Liekinheitin, chi sono i finlandesi che per tutti vinceranno l’Eurovision 2026: il vantaggio su Sal Da Vinci e cos’hanno 'copiato' a Lucio Corsi

Il cantante Pete Parkkonen e la violinista Linda Lampenius sono in netto vantaggio nelle quote dei bookmakers. E hanno preso in prestito un 'dettaglio' a un nostro performer.

Tommaso Pietrangelo

Tommaso Pietrangelo

Giornalista

Autore, giornalista, cantautore. Laureato in Letterature Straniere, è appassionato di cinema, poesia e Shakespeare. Scrive canzoni e ama i gatti.

Liekinheitin è il nome da battere all’Eurovision 2026: il duo finlandese formato da Linda Lampenius e Pete Parkkonen guida da settimane le quote dei bookmakers e per molti è il vero favorito davanti anche all’Italia di Sal Da Vinci (grazie a un brano moderno e perfettamente allineato ai gusti europei). Sul loro percorso pesa anche una decisione scenica molto discussa: il violino suonato dal vivo sul palco, una deroga regolamentare che arriva dopo il precedente "italiano" di Lucio Corsi, che nel 2025 aveva aperto la strada a questo tipo di performance. Ecco tutti i dettagli.

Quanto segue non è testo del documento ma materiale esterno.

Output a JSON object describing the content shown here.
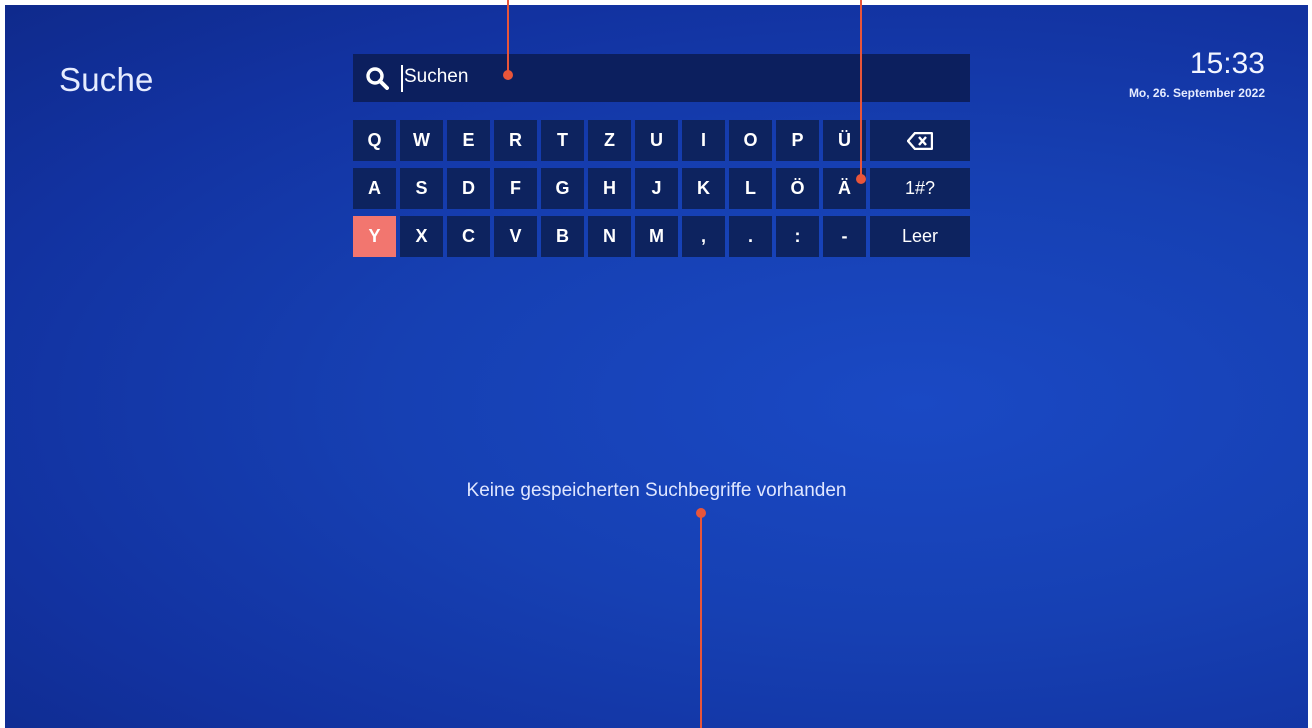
{
  "page": {
    "title": "Suche"
  },
  "search": {
    "text": "Suchen",
    "icon": "search-icon"
  },
  "status": {
    "time": "15:33",
    "date": "Mo, 26. September 2022"
  },
  "keyboard": {
    "rows": [
      [
        "Q",
        "W",
        "E",
        "R",
        "T",
        "Z",
        "U",
        "I",
        "O",
        "P",
        "Ü"
      ],
      [
        "A",
        "S",
        "D",
        "F",
        "G",
        "H",
        "J",
        "K",
        "L",
        "Ö",
        "Ä"
      ],
      [
        "Y",
        "X",
        "C",
        "V",
        "B",
        "N",
        "M",
        ",",
        ".",
        ":",
        "-"
      ]
    ],
    "wide_keys": [
      "backspace",
      "1#?",
      "Leer"
    ],
    "backspace_icon": "backspace-icon",
    "focused_key": "Y"
  },
  "history": {
    "empty_message": "Keine gespeicherten Suchbegriffe vorhanden"
  },
  "colors": {
    "background": "#1640b3",
    "key_background": "#0d235f",
    "focus": "#f2766f",
    "callout": "#e8553a"
  }
}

Eurovision 2026, chi sono Linda Lampenius e Pete Parkkonen

Linda Lampenius e Pete Parkkonen rappresentano la Finlandia a Eurovision 2026 con Liekinheitin, brano interamente in finlandese selezionato attraverso l’Uuden Musiikin Kilpailu 2026 alla Nokia Arena di Tampere. Il titolo significa "lanciafiamme" e descrive bene l’effetto della loro esibizione: un pop duro contemporaneo, con venature rock, arricchito dal violino classico di Linda.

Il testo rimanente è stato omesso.